Reduced spectral densities for EPAC_1h-(149–318) in its apo (orange) (14), cAMP-bound (black) (14), and cGMP-bound (green) states are plotted against residue numbers. The spectral density values, J(0) (a), J(ω_N) (b), and J(ω_H +ω_N) were computed based on the relaxation rates reported in Fig. 8. a, J(0) value includes contributions from chemical exchange effects. Secondary structure elements are as described in Fig. 4. The J(ω_N) (b) and J(ω_H +ω_N) (c) values were computed using the frequencies ω_N = −γ_N B_o and ω_H = −γ_H B_o with B_o = 16.44 tesla at 700 MHz. The red lines in all three panels indicate the reduced spectral densities computed based on the hydrodynamic bead models, as shown in Fig. 8 (14). In all the panels the residues showing enhanced or reduced dynamics upon cGMP binding relative to the cAMP-bound state are highlighted in red and blue, respectively.

FIGURE 10.

Changes in picosecond to nanosecond (a and b) and millisecond to microsecond (c and d) dynamics for cGMP-bound EPAC_1h-(149–318) relative to the cAMP-bound state are mapped onto the holo-EPAC2_m structure (PDB 3CF6) (11). b and d were obtained from a and c, respectively, through a 180° rotation.

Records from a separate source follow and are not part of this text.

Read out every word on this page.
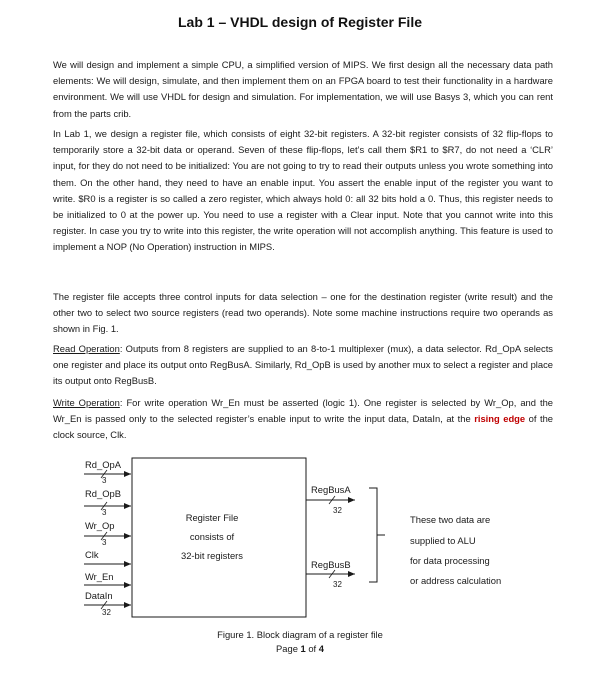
Lab 1 – VHDL design of Register File

We will design and implement a simple CPU, a simplified version of MIPS. We first design all the necessary data path elements: We will design, simulate, and then implement them on an FPGA board to test their functionality in a hardware environment. We will use VHDL for design and simulation. For implementation, we will use Basys 3, which you can rent from the parts crib.

In Lab 1, we design a register file, which consists of eight 32-bit registers. A 32-bit register consists of 32 flip-flops to temporarily store a 32-bit data or operand. Seven of these flip-flops, let’s call them $R1 to $R7, do not need a ‘CLR’ input, for they do not need to be initialized: You are not going to try to read their outputs unless you wrote something into them. On the other hand, they need to have an enable input. You assert the enable input of the register you want to write. $R0 is a register is so called a zero register, which always hold 0: all 32 bits hold a 0. Thus, this register needs to be initialized to 0 at the power up. You need to use a register with a Clear input. Note that you cannot write into this register. In case you try to write into this register, the write operation will not accomplish anything. This feature is used to implement a NOP (No Operation) instruction in MIPS.

The register file accepts three control inputs for data selection – one for the destination register (write result) and the other two to select two source registers (read two operands). Note some machine instructions require two operands as shown in Fig. 1.

Read Operation: Outputs from 8 registers are supplied to an 8-to-1 multiplexer (mux), a data selector. Rd_OpA selects one register and place its output onto RegBusA. Similarly, Rd_OpB is used by another mux to select a register and place its output onto RegBusB.

Write Operation: For write operation Wr_En must be asserted (logic 1). One register is selected by Wr_Op, and the Wr_En is passed only to the selected register’s enable input to write the input data, DataIn, at the rising edge of the clock source, Clk.

Register File
consists of
32-bit registers
Rd_OpA
3
Rd_OpB
3
Wr_Op
3
Clk
Wr_En
DataIn
32
RegBusA
32
RegBusB
32
These two data are
supplied to ALU
for data processing
or address calculation
Figure 1. Block diagram of a register file
Page 1 of 4
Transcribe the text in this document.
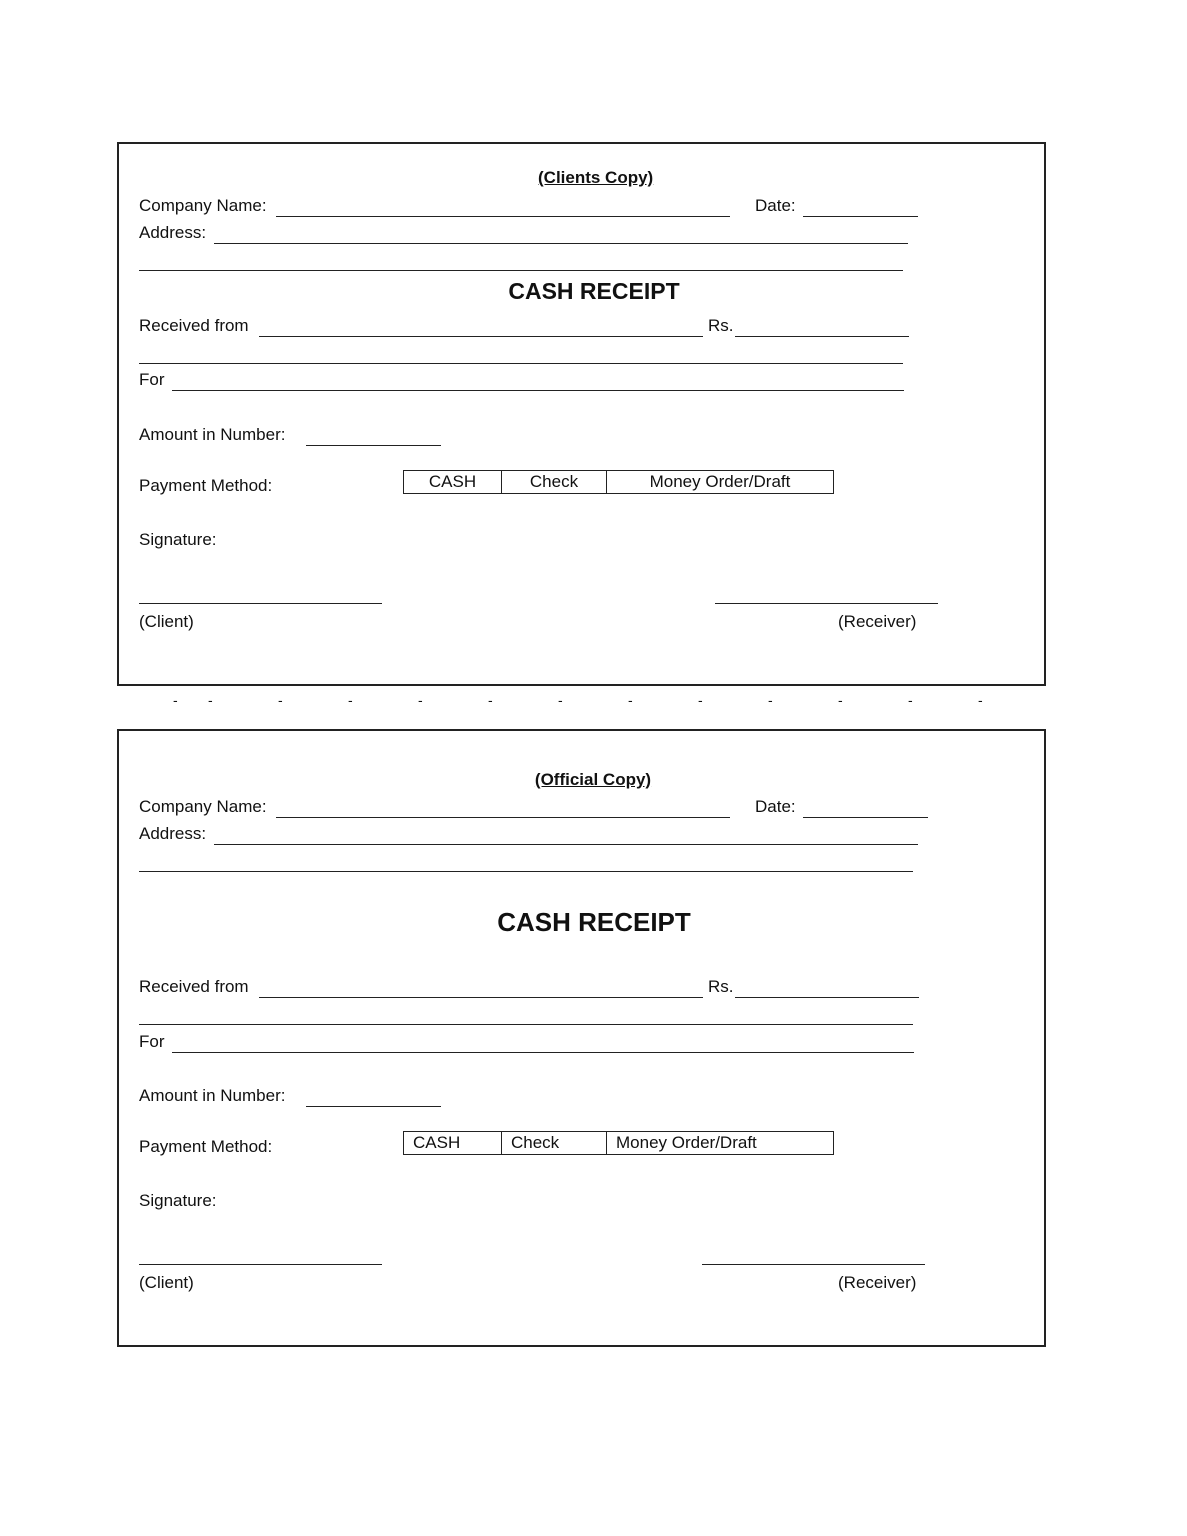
(Clients Copy)
Company Name:	Date:
Address:
CASH RECEIPT
Received from	Rs.
For
Amount in Number:
Payment Method:	CASH	Check	Money Order/Draft
Signature:
(Client)	(Receiver)
- -	-	-	-	-	-	-	-	-	-	-	-
(Official Copy)
Company Name:	Date:
Address:
CASH RECEIPT
Received from	Rs.
For
Amount in Number:
Payment Method:	CASH	Check	Money Order/Draft
Signature:
(Client)	(Receiver)
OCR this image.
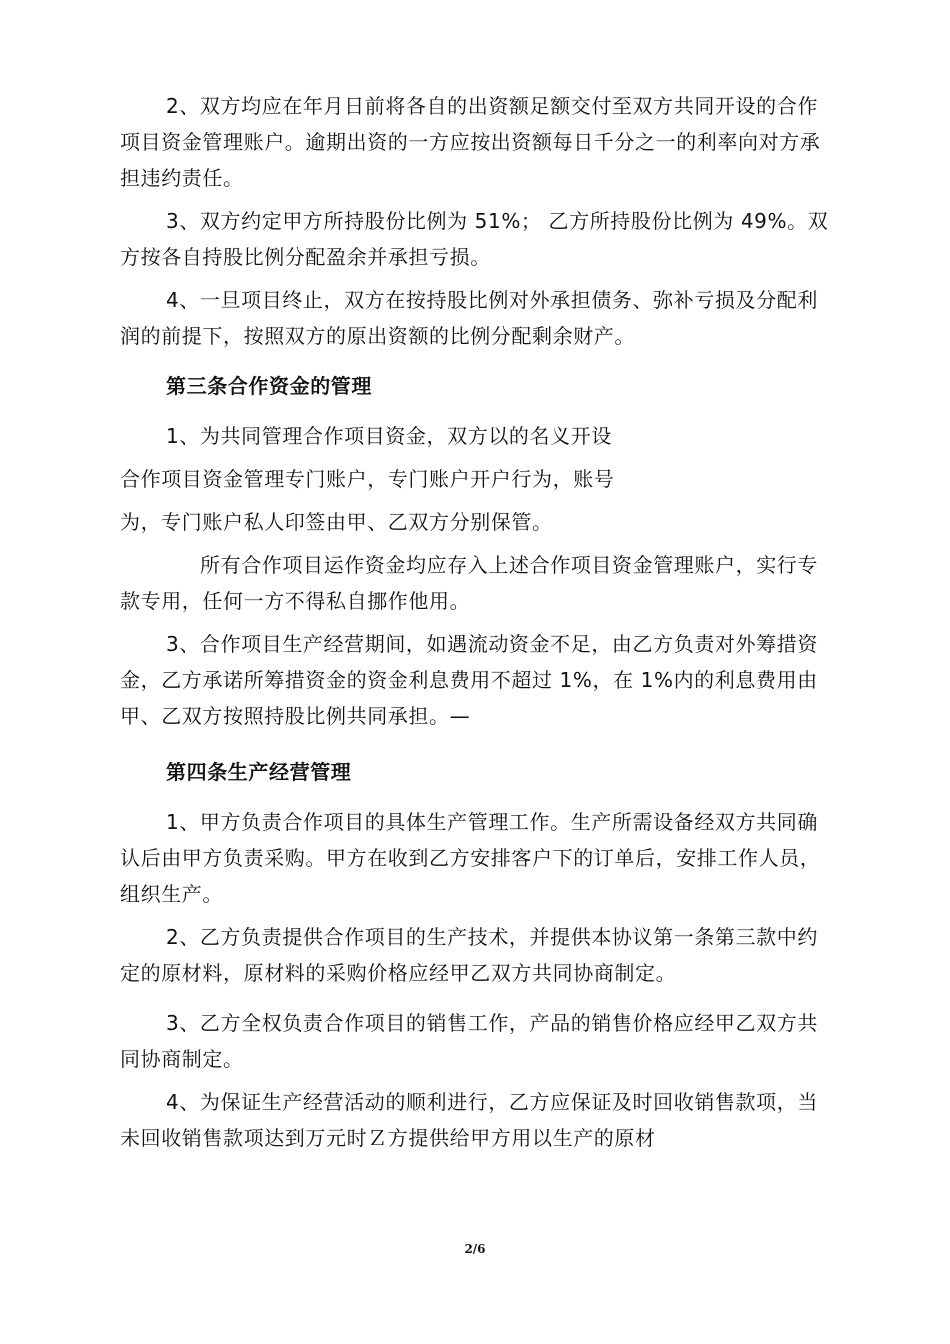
2、双方均应在年月日前将各自的出资额足额交付至双方共同开设的合作项目资金管理账户。逾期出资的一方应按出资额每日千分之一的利率向对方承担违约责任。

3、双方约定甲方所持股份比例为 51%； 乙方所持股份比例为 49%。双方按各自持股比例分配盈余并承担亏损。

4、一旦项目终止，双方在按持股比例对外承担债务、弥补亏损及分配利润的前提下，按照双方的原出资额的比例分配剩余财产。

第三条合作资金的管理

1、为共同管理合作项目资金，双方以的名义开设

合作项目资金管理专门账户，专门账户开户行为，账号

为，专门账户私人印签由甲、乙双方分别保管。

所有合作项目运作资金均应存入上述合作项目资金管理账户，实行专款专用，任何一方不得私自挪作他用。

3、合作项目生产经营期间，如遇流动资金不足，由乙方负责对外筹措资金，乙方承诺所筹措资金的资金利息费用不超过 1%，在 1%内的利息费用由甲、乙双方按照持股比例共同承担。—

第四条生产经营管理

1、甲方负责合作项目的具体生产管理工作。生产所需设备经双方共同确认后由甲方负责采购。甲方在收到乙方安排客户下的订单后，安排工作人员，组织生产。

2、乙方负责提供合作项目的生产技术，并提供本协议第一条第三款中约定的原材料，原材料的采购价格应经甲乙双方共同协商制定。

3、乙方全权负责合作项目的销售工作，产品的销售价格应经甲乙双方共同协商制定。

4、为保证生产经营活动的顺利进行，乙方应保证及时回收销售款项，当未回收销售款项达到万元时Ｚ方提供给甲方用以生产的原材

2/6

The residues experiencing quenching or enhancement in dynamics upon replacement of cAMP with cGMP are colored according to the color coding of Fig. 8. The amino acid residues are labeled according to the sequence of EPAC1_h. The residues reported within parentheses correspond to EPAC2_m, and they are not conserved between EPAC1_h and EPAC2_m. e shows the putative interactions between Gln-270 in the PBC, the 308, 310 residues, and the N-terminal helical-bundle (i.e. α3).